Once one of the most entertaining press conferences in the league, Ryan dazzled the Jets with one-liners, jokes and preposterously bold statements, including twice predicting his team would make the Super Bowl. But with a new general manager in John Idzik, a serious and sober-minded individual who rarely shows emotion, Ryan has tried his best to become a clone of his new boss. And that means no more zany Rex.
He’s now a company man, or so it seems, even as he said that he hasn’t been told to change his ways. For a head coach known to fly by the seat of his once oversized pants, the slimmed-down Ryan says it is a matter of maturity, not an order from management that he tighten his style with the media.

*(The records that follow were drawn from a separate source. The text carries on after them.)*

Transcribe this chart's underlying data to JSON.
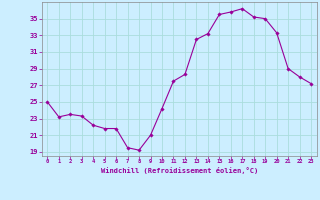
{
  "x": [
    0,
    1,
    2,
    3,
    4,
    5,
    6,
    7,
    8,
    9,
    10,
    11,
    12,
    13,
    14,
    15,
    16,
    17,
    18,
    19,
    20,
    21,
    22,
    23
  ],
  "y": [
    25.0,
    23.2,
    23.5,
    23.3,
    22.2,
    21.8,
    21.8,
    19.5,
    19.2,
    21.0,
    24.2,
    27.5,
    28.3,
    32.5,
    33.2,
    35.5,
    35.8,
    36.2,
    35.2,
    35.0,
    33.3,
    29.0,
    28.0,
    27.2
  ],
  "line_color": "#990099",
  "marker": "D",
  "marker_size": 1.8,
  "bg_color": "#cceeff",
  "grid_color": "#aadddd",
  "xlabel": "Windchill (Refroidissement éolien,°C)",
  "xlabel_color": "#990099",
  "tick_color": "#990099",
  "ylabel_ticks": [
    19,
    21,
    23,
    25,
    27,
    29,
    31,
    33,
    35
  ],
  "xlim": [
    -0.5,
    23.5
  ],
  "ylim": [
    18.5,
    37.0
  ],
  "figsize": [
    3.2,
    2.0
  ],
  "dpi": 100
}
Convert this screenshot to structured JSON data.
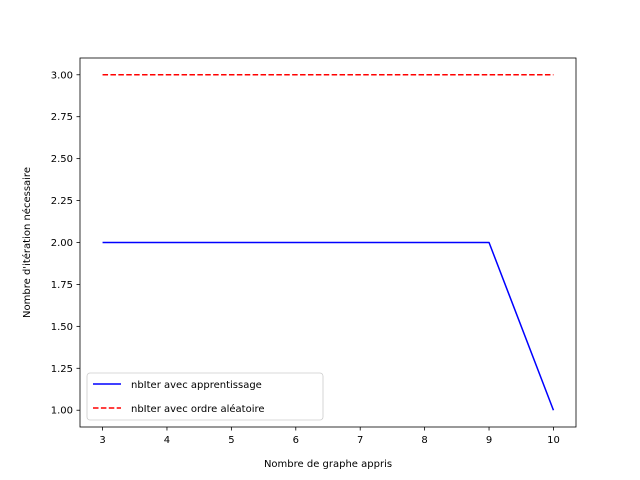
{
  "chart_data": {
    "type": "line",
    "title": "",
    "xlabel": "Nombre de graphe appris",
    "ylabel": "Nombre d'itération nécessaire",
    "xlim": [
      2.65,
      10.35
    ],
    "ylim": [
      0.9,
      3.1
    ],
    "xticks": [
      3,
      4,
      5,
      6,
      7,
      8,
      9,
      10
    ],
    "yticks": [
      1.0,
      1.25,
      1.5,
      1.75,
      2.0,
      2.25,
      2.5,
      2.75,
      3.0
    ],
    "ytick_labels": [
      "1.00",
      "1.25",
      "1.50",
      "1.75",
      "2.00",
      "2.25",
      "2.50",
      "2.75",
      "3.00"
    ],
    "legend_position": "lower-left",
    "series": [
      {
        "name": "nbIter avec apprentissage",
        "color": "#0000ff",
        "style": "solid",
        "x": [
          3,
          4,
          5,
          6,
          7,
          8,
          9,
          10
        ],
        "y": [
          2,
          2,
          2,
          2,
          2,
          2,
          2,
          1
        ]
      },
      {
        "name": "nbIter avec ordre aléatoire",
        "color": "#ff0000",
        "style": "dashed",
        "x": [
          3,
          4,
          5,
          6,
          7,
          8,
          9,
          10
        ],
        "y": [
          3,
          3,
          3,
          3,
          3,
          3,
          3,
          3
        ]
      }
    ]
  }
}
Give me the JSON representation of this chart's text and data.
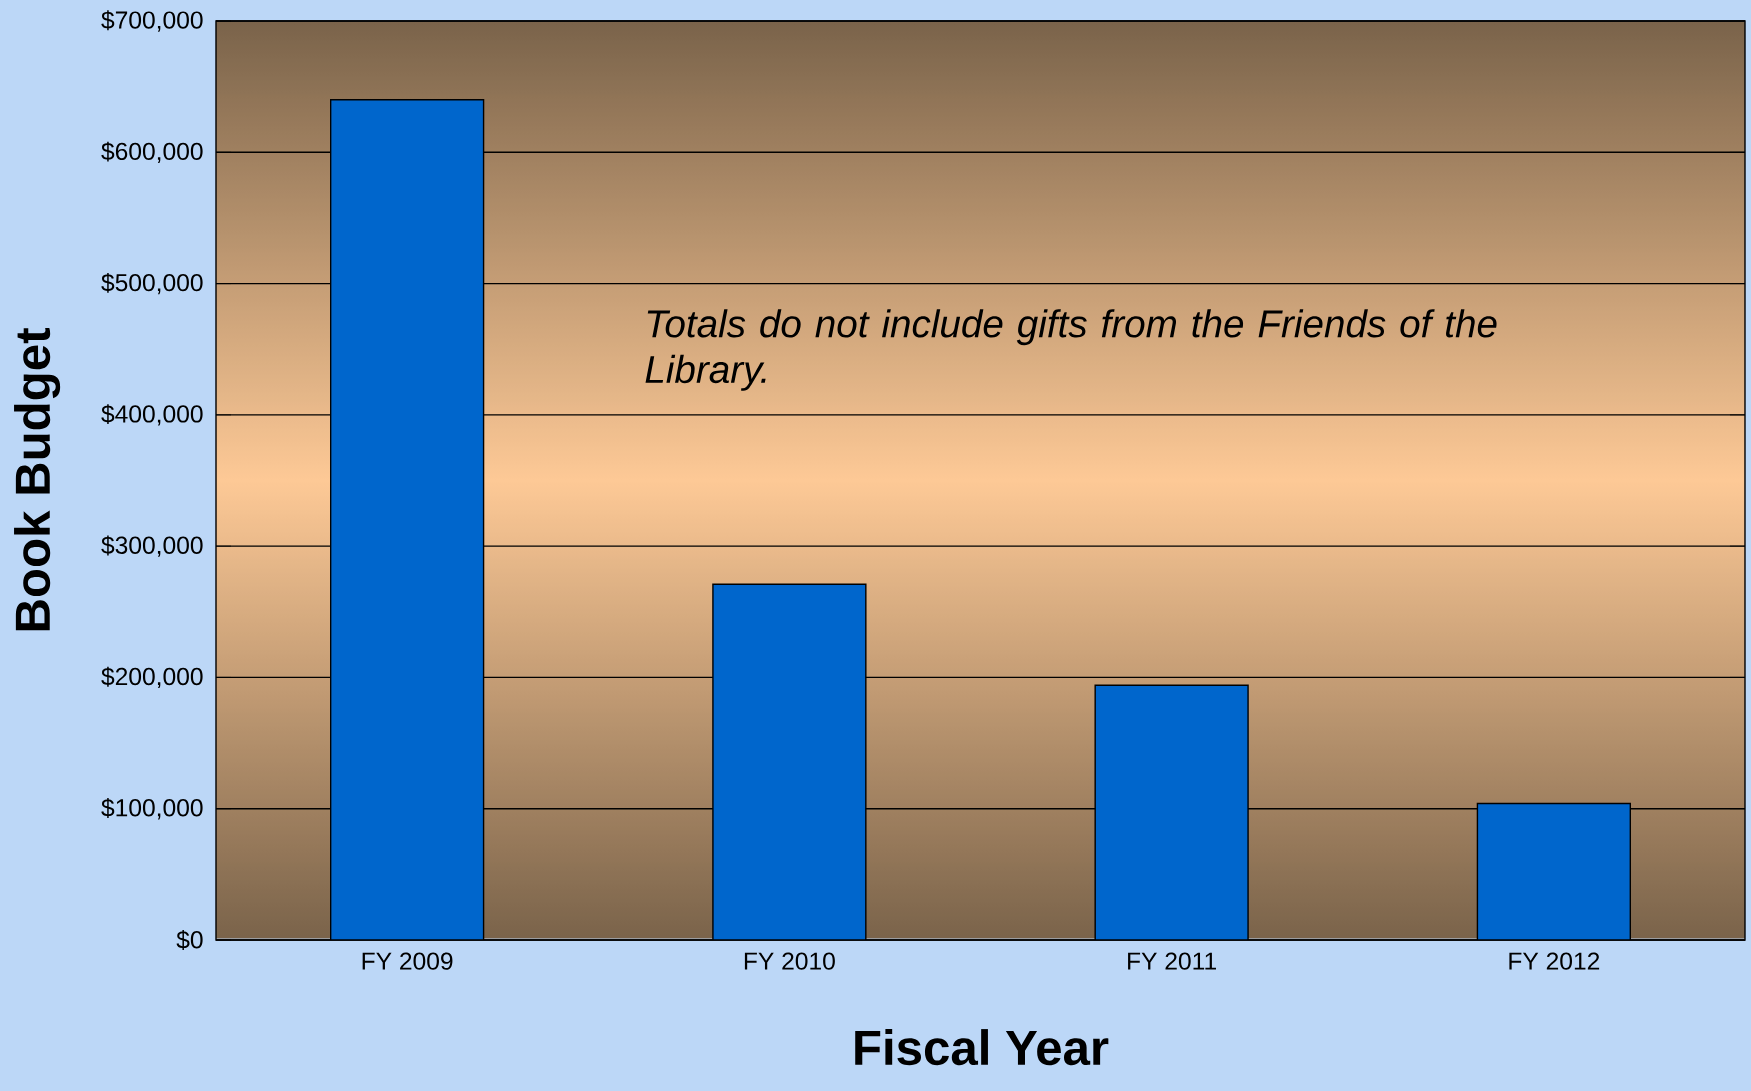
{
  "chart_data": {
    "type": "bar",
    "xlabel": "Fiscal Year",
    "ylabel": "Book Budget",
    "categories": [
      "FY 2009",
      "FY 2010",
      "FY 2011",
      "FY 2012"
    ],
    "values": [
      640000,
      271000,
      194000,
      104000
    ],
    "color": "#0066cc",
    "ylim": [
      0,
      700000
    ],
    "yticks": [
      {
        "value": 0,
        "label": "$0"
      },
      {
        "value": 100000,
        "label": "$100,000"
      },
      {
        "value": 200000,
        "label": "$200,000"
      },
      {
        "value": 300000,
        "label": "$300,000"
      },
      {
        "value": 400000,
        "label": "$400,000"
      },
      {
        "value": 500000,
        "label": "$500,000"
      },
      {
        "value": 600000,
        "label": "$600,000"
      },
      {
        "value": 700000,
        "label": "$700,000"
      }
    ],
    "grid": "y",
    "annotations": [
      "*Totals do not include gifts from the Friends of the Library.*"
    ]
  }
}
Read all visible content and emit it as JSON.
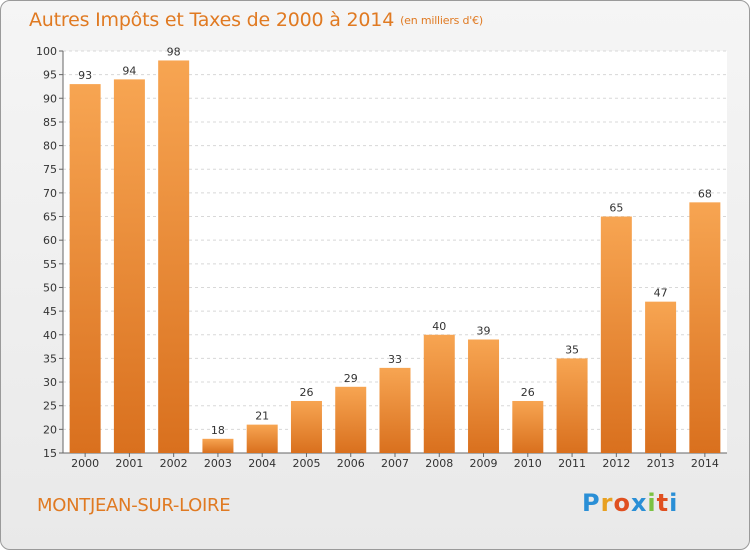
{
  "title": "Autres Impôts et Taxes de 2000 à 2014",
  "title_unit": "(en milliers d'€)",
  "commune": "MONTJEAN-SUR-LOIRE",
  "logo": {
    "text": "Proxiti",
    "letter_colors": [
      "#2a8fd6",
      "#e8a020",
      "#e05020",
      "#2a8fd6",
      "#7cc242",
      "#e05020",
      "#2a8fd6"
    ]
  },
  "colors": {
    "bar_light": "#f7a552",
    "bar_dark": "#d9701e",
    "accent": "#e07a22",
    "axis_text": "#333333",
    "grid": "#d8d8d8"
  },
  "chart_data": {
    "type": "bar",
    "title": "Autres Impôts et Taxes de 2000 à 2014",
    "subtitle": "(en milliers d'€)",
    "xlabel": "",
    "ylabel": "",
    "categories": [
      "2000",
      "2001",
      "2002",
      "2003",
      "2004",
      "2005",
      "2006",
      "2007",
      "2008",
      "2009",
      "2010",
      "2011",
      "2012",
      "2013",
      "2014"
    ],
    "values": [
      93,
      94,
      98,
      18,
      21,
      26,
      29,
      33,
      40,
      39,
      26,
      35,
      65,
      47,
      68
    ],
    "ylim": [
      15,
      100
    ],
    "yticks": [
      15,
      20,
      25,
      30,
      35,
      40,
      45,
      50,
      55,
      60,
      65,
      70,
      75,
      80,
      85,
      90,
      95,
      100
    ],
    "grid": "horizontal dashed",
    "legend": "none",
    "data_labels": true
  }
}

“There’s no directive from above saying this, that or the other. There’s not,” Ryan said. “Before I know I’ve said, ‘This guy will play’ and he doesn’t play. Woops. Or something else. Being my fifth year, maybe there’s some things I’ve learned, the timing of things might be better, not making assumptions and things like that. I’ve probably learned a little bit from that through the years.”
It is painfully obvious though that sometimes Ryan just can’t help himself. Following the third preseason game, Ryan pulled the very un-Idzik like move of turning his back on a reporter who was repeatedly asking follow-up questions on the quarterback competition. That flap aside, for the most part, Ryan now stands and plays the role of the company man.
A major reason safety Dawan Landry signed as a free agent with the Jets this offseason was Ryan. Landry and Ryan were together in Baltimore for several years before Ryan left as the Ravens defensive coordinator to come to the Jets.
“Rex is a major reason why I’m here. He’s one of those coaches you want to play for,” Landry told Metro during preseason. “He’s a great coach. He was great in Baltimore and he’s great now. When the opportunity came up, I knew I wanted to play here.”
In the past, Ryan has been larger than life. Prior to the Jets playing a regular season game against the Browns in 2010, he entered a press conference dressed like his brother Rob Ryan, then the Browns defensive coordinator. The ensemble was complete with a blonde wig and a pillow to add paunch as he zinged and joked his way through the opening of the press conference. Those were happier times, when the Jets were winning and Ryan was the toast of the town. His team hasn’t made the playoff in two years and Ryan is currently on the coaching hot seat.
Now, he is just a man at a podium, unable or perhaps unwilling to be himself.
Gone are the proclamations of making the Super Bowl. But even with the guarantees a thing of the past, Ryan said that nothing has changed about his desire on the football field.
“I know certainly people have made enough fun of me for making guarantees. How I’m going to make fun of anybody for not guaranteeing or guaranteeing or whatever, I don’t know,” Ryan said. “I can tell you one thing: I’m planning on winning, I’m planning on winning this game, the next game, whatever. That’s never going to change. My approach changed a little bit on making guarantees when I found out — and it’s been well documented — that it put added pressure on our players. That’s why I’ve changed. Do I expect to win? I always expect to win. No matter what it is, I always expect to win.”